The availability of cybersecurity skillsets will remain central to attracting Foreign Direct Investment and developing indigenous businesses capable of developing and growing in our borderless digital economy. The capability of entrepreneurs and SMEs across all sectors of the economy to exploit digital technologies needs to be fully developed and nurtured. In order to equip the current coterie of young people, as well as future generations, for the jobs of the future, it will be necessary to liaise and work closely with the second and third level education sectors with a view to guiding the research agenda within the University sector.

One of the systemic issues at the heart of the cybersecurity skills shortage is generally the lack of young people entering the profession and more specifically the gender imbalance in the sector; it is crucial that a career in cybersecurity should be seen by girls in school and college as a viable and rewarding career choice. The challenge is to get young people to test their cybersecurity skills, participate in cyber competitions or even just meeting and talking to cyber practitioners. Active promotion of STEM subjects in schools and public private partnership schemes to involve the digital industry in the promotion of these subjects at an early stage of the educational process could play a central role in increasing the uptake of these subjects in secondary school.

While the Cyber and Digital jobs market is evolving, there are still basic skill sets that underpin all aspects of this sector and these will be as essential as they always have been. This means that we need Computer Science Graduates, Engineering and Information Technology graduates, and graduates in Science and Mathematics also. However, the focus must remain on creating highly skilled cybersecurity specialists and continuing to work with the education sector to develop and enhance the courses provided at third level so that they deliver a steady supply of work-ready graduates with relevant qualifications and skills. Continuous Professional Development is also critical in the field of cybersecurity due to the rapidly evolving nature of the technology.

While cybersecurity is a specialised job role in its own right, it should also be seen as a discipline within the wider ICT sector and it is important to develop programmes to identify people with ICT skills who are not currently working in cybersecurity roles and provide specialised training.

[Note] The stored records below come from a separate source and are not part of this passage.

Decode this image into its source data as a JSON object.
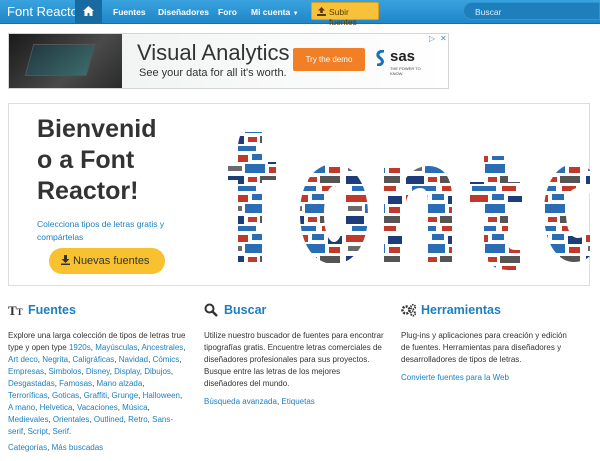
{
  "nav": {
    "brand": "Font Reactor",
    "links": [
      "Fuentes",
      "Diseñadores",
      "Foro",
      "Mi cuenta"
    ],
    "upload_label": "Subir fuentes",
    "search_placeholder": "Buscar"
  },
  "ad": {
    "title": "Visual Analytics",
    "subtitle": "See your data for all it's worth.",
    "cta": "Try the demo",
    "logo": "sas",
    "logo_tagline": "THE POWER TO KNOW."
  },
  "hero": {
    "title_lines": [
      "Bienvenid",
      "o a Font",
      "Reactor!"
    ],
    "subtitle": "Colecciona tipos de letras gratis y compártelas",
    "button": "Nuevas fuentes"
  },
  "columns": [
    {
      "title": "Fuentes",
      "intro": "Explore una larga colección de tipos de letras true type y open type",
      "links": [
        "1920s",
        "Mayúsculas",
        "Ancestrales",
        "Art deco",
        "Negrita",
        "Caligráficas",
        "Navidad",
        "Cómics",
        "Empresas",
        "Simbolos",
        "Disney",
        "Display",
        "Dibujos",
        "Desgastadas",
        "Famosas",
        "Mano alzada",
        "Terroríficas",
        "Goticas",
        "Graffiti",
        "Grunge",
        "Halloween",
        "A mano",
        "Helvetica",
        "Vacaciones",
        "Música",
        "Medievales",
        "Orientales",
        "Outlined",
        "Retro",
        "Sans-serif",
        "Script",
        "Serif"
      ],
      "footer_links": [
        "Categorías",
        "Más buscadas"
      ]
    },
    {
      "title": "Buscar",
      "intro": "Utilize nuestro buscador de fuentes para encontrar tipografías gratis. Encuentre letras comerciales de diseñadores profesionales para sus proyectos. Busque entre las letras de los mejores diseñadores del mundo.",
      "links": [
        "Búsqueda avanzada",
        "Etiquetas"
      ]
    },
    {
      "title": "Herramientas",
      "intro": "Plug-ins y aplicaciones para creación y edición de fuentes. Herramientas para diseñadores y desarrolladores de tipos de letras.",
      "links": [
        "Convierte fuentes para la Web"
      ]
    }
  ],
  "colors": {
    "accent": "#1d7fc0",
    "nav": "#2594d6",
    "button": "#f7c12f"
  }
}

Cybersecurity should no longer be seen only as a technical function but as a core business need. It is true to say that while most organisations understand the importance of cybersecurity, less of them understand how to effectively meet the challenges it presents and also how to cope with the rapid pace of technological change.

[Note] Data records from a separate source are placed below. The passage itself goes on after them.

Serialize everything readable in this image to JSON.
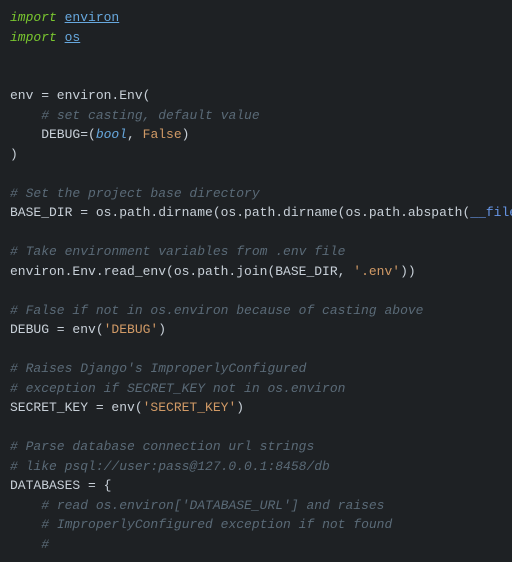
{
  "code": {
    "l1": {
      "kw": "import",
      "sp": " ",
      "mod": "environ"
    },
    "l2": {
      "kw": "import",
      "sp": " ",
      "mod": "os"
    },
    "l3": "",
    "l4": "",
    "l5": "env = environ.Env(",
    "l6": {
      "indent": "    ",
      "cm": "# set casting, default value"
    },
    "l7": {
      "a": "    DEBUG=(",
      "b": "bool",
      "c": ", ",
      "d": "False",
      "e": ")"
    },
    "l8": ")",
    "l9": "",
    "l10": {
      "cm": "# Set the project base directory"
    },
    "l11": {
      "a": "BASE_DIR = os.path.dirname(os.path.dirname(os.path.abspath(",
      "b": "__file__",
      "c": ")))"
    },
    "l12": "",
    "l13": {
      "cm": "# Take environment variables from .env file"
    },
    "l14": {
      "a": "environ.Env.read_env(os.path.join(BASE_DIR, ",
      "b": "'.env'",
      "c": "))"
    },
    "l15": "",
    "l16": {
      "cm": "# False if not in os.environ because of casting above"
    },
    "l17": {
      "a": "DEBUG = env(",
      "b": "'DEBUG'",
      "c": ")"
    },
    "l18": "",
    "l19": {
      "cm": "# Raises Django's ImproperlyConfigured"
    },
    "l20": {
      "cm": "# exception if SECRET_KEY not in os.environ"
    },
    "l21": {
      "a": "SECRET_KEY = env(",
      "b": "'SECRET_KEY'",
      "c": ")"
    },
    "l22": "",
    "l23": {
      "cm": "# Parse database connection url strings"
    },
    "l24": {
      "cm": "# like psql://user:pass@127.0.0.1:8458/db"
    },
    "l25": "DATABASES = {",
    "l26": {
      "indent": "    ",
      "cm": "# read os.environ['DATABASE_URL'] and raises"
    },
    "l27": {
      "indent": "    ",
      "cm": "# ImproperlyConfigured exception if not found"
    },
    "l28": {
      "indent": "    ",
      "cm": "#"
    }
  }
}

The ICT sector is a priority strategic sector for Ireland, and cybersecurity is central to its growth and development. Future productivity and a more general national competitive and economic advantage will develop from areas such as Cloud Technology, the Internet of Things and Artificial Intelligence. The digital economy has the potential to yield positive and competitive economic benefits, and the continuing digitisation of the economy in Ireland will be dependent on the development of new technologies and the availability of relevant cybersecurity skills.

A new National Cyber Security Strategy will be published in early 2019 and will Consultation with all relevant stakeholders will take place in order to inform the Strategy and ensure that awareness and best practice in cybersecurity and cyber hygiene are to the forefront of our thinking, and that the competitive economic advantage that Ireland has in relation to the digital economy can be further developed and defended.